From an early age, Anthony Kyle Olson questioned the world around him and developed an aptitude for science and engineering.
Now, as a Cal State Fullerton student and future engineer, he wants to be a problem-solver for issues like environmental concerns, the cost of living, and supply and demand imbalances.
“I would love to help design and discover new technology and improve current processes,” said Olson, who will be the first in his family to graduate from college.
A mechanical engineering major, Olson temporarily put his college dream on hold while he served in the U.S. Air Force. After high school, he joined the military in 2011 and trained in logistics. Once discharged, he realized he needed to pursue higher education to achieve his goals.
Like many veterans, Olson faced financial challenges following his military-to-civilian career transition. He depends on his Veterans Affairs benefits and financial aid for his college education.
To help support his goal of earning a bachelor’s degree, Olson has been selected as a 2023 recipient of the California State University Trustees’ Award for Outstanding Achievement. As the William Randolph Hearst Scholar, he will receive a $7,000 scholarship.
“It’s a blessing, given my financial circumstances,” said Olson, who has a 3.55 GPA and plans to graduate in spring 2025.
The CSU scholarship is awarded to students who demonstrate superior academic performance, personal accomplishments, community service and financial need. One scholar from each of the 23 campuses is selected for the award, the CSU’s highest recognition of student achievement. Each award provides a donor-funded scholarship.
“Anthony’s experience as a veteran is an asset to our country and our university,” said CSUF President Sylvia Alva. “He has overcome obstacles and persevered and is well deserving of this honor. He embodies what it means to be a Titan.”
Olson and the other award winners will be honored at the Sept. 12 CSU Board of Trustees meeting.
From Service Member to Scholar
While in the military, Olson’s senior master sergeant praised him for his leadership skills, dependability, professionalism and being a self-starter.

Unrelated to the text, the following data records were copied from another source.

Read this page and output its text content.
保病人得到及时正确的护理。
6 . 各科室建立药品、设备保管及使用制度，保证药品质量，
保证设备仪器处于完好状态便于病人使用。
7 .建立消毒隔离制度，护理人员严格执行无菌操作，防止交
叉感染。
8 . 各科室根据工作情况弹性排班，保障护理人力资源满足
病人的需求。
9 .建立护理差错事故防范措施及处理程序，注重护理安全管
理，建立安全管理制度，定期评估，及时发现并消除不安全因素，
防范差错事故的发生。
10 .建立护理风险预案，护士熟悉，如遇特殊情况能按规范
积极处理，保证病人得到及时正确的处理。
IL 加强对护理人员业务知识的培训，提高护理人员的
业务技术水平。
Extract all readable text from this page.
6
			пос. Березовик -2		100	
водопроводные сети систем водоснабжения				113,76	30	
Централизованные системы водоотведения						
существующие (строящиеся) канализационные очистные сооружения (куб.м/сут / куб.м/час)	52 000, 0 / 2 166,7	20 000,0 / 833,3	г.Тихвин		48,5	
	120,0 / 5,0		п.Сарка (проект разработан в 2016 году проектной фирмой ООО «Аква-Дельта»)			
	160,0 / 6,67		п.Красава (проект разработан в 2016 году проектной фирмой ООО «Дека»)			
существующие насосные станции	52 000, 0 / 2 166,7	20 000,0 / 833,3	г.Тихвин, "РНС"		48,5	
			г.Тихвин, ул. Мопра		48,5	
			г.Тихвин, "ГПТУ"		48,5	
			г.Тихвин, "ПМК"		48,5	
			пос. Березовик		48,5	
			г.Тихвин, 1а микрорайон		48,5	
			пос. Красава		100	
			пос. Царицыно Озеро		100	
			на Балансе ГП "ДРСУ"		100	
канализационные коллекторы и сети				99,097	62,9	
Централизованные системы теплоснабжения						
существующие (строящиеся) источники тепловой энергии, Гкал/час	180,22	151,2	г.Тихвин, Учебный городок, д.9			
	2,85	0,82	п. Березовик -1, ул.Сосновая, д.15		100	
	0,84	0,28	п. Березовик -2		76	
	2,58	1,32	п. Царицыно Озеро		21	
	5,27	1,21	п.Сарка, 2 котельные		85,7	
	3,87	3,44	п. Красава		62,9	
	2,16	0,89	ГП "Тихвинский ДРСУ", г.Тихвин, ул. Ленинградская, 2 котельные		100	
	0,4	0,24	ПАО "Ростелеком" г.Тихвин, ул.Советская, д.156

He was part of the Humanitarian Relief of Hurricane Sandy of 2012, where his team assisted in restoring power to families affected by the destructive storm. He worked long hours, including 12-hour overnight shifts for a month. His team was awarded the Air Force Commendation Medal for their sacrifice and call to duty.
“The biggest benefit from my time in the Air Force was the incredible people I met and the special connections I built,” Olson said. “I also learned a lot about myself and matured quickly. I joined to support my goals and build a starting point for a long-term career afterward.”
After leaving the military in 2017, Olson did not have a solid plan for his future.
Olson decided to enroll at Mt. San Jacinto College and study mathematics and computer science. During the coronavirus pandemic, he left college because of the limitations of remote learning in a rigorous STEM (science, technology, engineering and mathematics) major.
“It was critical to physically attend courses for hands-on learning, interact with the professors, build connections and collaborate with like-minded peers,” Olson said.
He delayed transferring to Cal State Fullerton in fall 2021 due to the pandemic. While he had six years of logistics management experience in the Air Force, he couldn’t land a job in the field.
“I concluded that my best option was to resume my education. Unfortunately, my experience alone in logistics, even if it’s from the Air Force, was not enough leverage in today’s job market,” said Olson, who started at Cal State Fullerton in spring 2023.
“I chose CSUF based on the experiences of my Air Force colleagues who praised the university’s programs for veterans, and my fellow high school graduates who spoke volumes about the resources on campus.”
Olson said studying engineering provides him the best opportunity to explore his passion for solving problems and designing the next big idea.
“Being back in school is a humbling experience. Now that I am here, I know higher education will accelerate my life to greater heights,” he said.
This academic year, Olson plans to get involved with campus organizations, including the Veterans Resource Center, which supports military-connected students. Olson, who played baseball in high school, is passionate about the sport and wants to join Cal State Fullerton Club Baseball.
In the future, Olson looks forward to using his engineering know-how for the greater good, including inspiring, mentoring and leading the next generation of STEM leaders.
“I would love to design and build products and start a company. Financial freedom will allow me to do great things for the world and give back to my community.”